We now need to calculate the magnitude of the derivative $\vec{r'}(t)$ as $\| \vec{r'}(t) \| = \sqrt{(3t^2)^2 + (4t - 4)^2 + (1 + 2t)^2} = \sqrt{9t^4 + 16t^2 -32t + 16 + 1 + 4t + 4t^2} = \sqrt{9t^4 + 20t^2 -28t + 17}$. Putting this together and we have that:

(2)
\begin{align} \quad \hat{T}(t) = \frac{\vec{r'}(t)}{\| \vec{r'}(t) \|} = \frac{1}{\sqrt{9t^4 + 20t^2 -28t + 17}} (3t^2, 4t - 4, 1 + 2t) \end{align}

So for $t = 1$ we have $\hat{T}(1) = \frac{1}{\sqrt{9 + 20 - 28 + 17}} (3, 0, 3) = \frac{1}{\sqrt{18}} (3, 0, 3) = \left ( \frac{3}{\sqrt{18}}, 0, \frac{3}{\sqrt{18}} \right )$.

## Example 3

Let $\vec{r}(t) = (1, 2t, 3t^2, 4t^3, 5t^4)$. Find $\hat{T}(t)$ and use this to determine the unit tangent vector at $t = 1$.

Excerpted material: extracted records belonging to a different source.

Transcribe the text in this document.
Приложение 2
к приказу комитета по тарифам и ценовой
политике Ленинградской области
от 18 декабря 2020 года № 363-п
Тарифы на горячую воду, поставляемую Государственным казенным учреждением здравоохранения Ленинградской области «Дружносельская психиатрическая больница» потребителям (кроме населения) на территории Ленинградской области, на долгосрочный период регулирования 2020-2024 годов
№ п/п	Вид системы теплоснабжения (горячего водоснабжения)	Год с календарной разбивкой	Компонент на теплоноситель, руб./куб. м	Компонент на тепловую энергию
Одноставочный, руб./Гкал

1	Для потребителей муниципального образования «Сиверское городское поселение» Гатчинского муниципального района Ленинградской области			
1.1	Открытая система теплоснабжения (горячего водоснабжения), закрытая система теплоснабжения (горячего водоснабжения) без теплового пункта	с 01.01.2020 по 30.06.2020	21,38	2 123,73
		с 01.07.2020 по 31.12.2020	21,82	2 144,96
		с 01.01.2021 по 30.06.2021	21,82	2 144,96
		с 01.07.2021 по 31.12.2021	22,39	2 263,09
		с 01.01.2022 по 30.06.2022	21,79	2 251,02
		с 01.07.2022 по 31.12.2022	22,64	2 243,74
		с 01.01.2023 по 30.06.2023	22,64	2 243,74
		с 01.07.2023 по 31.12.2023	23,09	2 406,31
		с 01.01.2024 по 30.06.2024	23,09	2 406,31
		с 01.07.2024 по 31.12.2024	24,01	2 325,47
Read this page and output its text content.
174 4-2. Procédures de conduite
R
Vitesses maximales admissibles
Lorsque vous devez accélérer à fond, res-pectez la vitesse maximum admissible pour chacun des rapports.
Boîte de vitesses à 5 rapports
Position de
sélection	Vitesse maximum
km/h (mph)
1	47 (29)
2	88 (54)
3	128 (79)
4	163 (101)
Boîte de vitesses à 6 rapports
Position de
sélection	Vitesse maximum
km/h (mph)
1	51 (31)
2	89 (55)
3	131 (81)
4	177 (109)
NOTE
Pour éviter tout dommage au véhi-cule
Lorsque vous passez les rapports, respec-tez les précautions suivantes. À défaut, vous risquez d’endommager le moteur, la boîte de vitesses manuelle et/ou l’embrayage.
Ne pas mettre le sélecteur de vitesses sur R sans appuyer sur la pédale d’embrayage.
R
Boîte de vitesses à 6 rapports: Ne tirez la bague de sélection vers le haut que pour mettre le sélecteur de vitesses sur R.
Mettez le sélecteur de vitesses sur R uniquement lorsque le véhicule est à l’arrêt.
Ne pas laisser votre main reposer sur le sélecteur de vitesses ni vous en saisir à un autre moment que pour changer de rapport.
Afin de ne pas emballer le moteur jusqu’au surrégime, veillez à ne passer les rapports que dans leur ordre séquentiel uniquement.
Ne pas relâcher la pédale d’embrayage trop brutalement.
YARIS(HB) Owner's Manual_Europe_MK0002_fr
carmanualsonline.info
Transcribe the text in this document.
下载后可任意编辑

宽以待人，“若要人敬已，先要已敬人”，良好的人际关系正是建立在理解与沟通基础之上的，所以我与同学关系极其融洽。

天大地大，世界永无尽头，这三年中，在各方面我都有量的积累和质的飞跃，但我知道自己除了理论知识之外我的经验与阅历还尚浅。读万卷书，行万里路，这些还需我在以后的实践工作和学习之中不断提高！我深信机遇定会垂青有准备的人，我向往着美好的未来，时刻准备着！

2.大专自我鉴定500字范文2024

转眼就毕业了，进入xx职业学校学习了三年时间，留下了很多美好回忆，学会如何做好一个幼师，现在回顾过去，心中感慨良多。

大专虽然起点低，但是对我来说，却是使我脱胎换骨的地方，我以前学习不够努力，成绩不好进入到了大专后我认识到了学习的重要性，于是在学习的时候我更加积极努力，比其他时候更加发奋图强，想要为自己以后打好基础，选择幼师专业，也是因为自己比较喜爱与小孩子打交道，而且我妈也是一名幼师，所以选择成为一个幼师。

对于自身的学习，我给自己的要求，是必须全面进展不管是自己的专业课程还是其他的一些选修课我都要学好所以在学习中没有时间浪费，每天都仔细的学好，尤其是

We first compute the derivative of $\vec{r}(t)$ as $\vec{r'}(t) = (0, 2, 6t, 12t^2, 20t^3)$.

Now we compute the magnitude of $\vec{r}(t)$ as $\| \vec{r'}(t) \| = \sqrt{0^2 + 2^2 + (6t)^2 + (12t^2)^2 + (20t^3)^2} = \sqrt{4 + 36t^2 + 144t^4 + 400t^6}$.

Therefore we have that:

(3)
\begin{align} \hat{T}(t) = \frac{\vec{r'}(t)}{\| \vec{r'}(t) \|} = \frac{1}{ \sqrt{4 + 36t^2 + 144t^4 + 400t^6}} (0, 2, 6t, 12t^2, 20t^3) \end{align}

So for $t = 1$ we have that $\hat{T}(1) = \frac{1}{\sqrt{4 + 36 +144 + 400}} (0, 2, 6, 12, 20) = \frac{1}{\sqrt{584}} (0, 2, 6, 12, 20) = \left (0, \frac{2}{\sqrt{584}}, \frac{6}{\sqrt{584}}, \frac{12}{\sqrt{584}}, \frac{20}{\sqrt{584}} \right )$.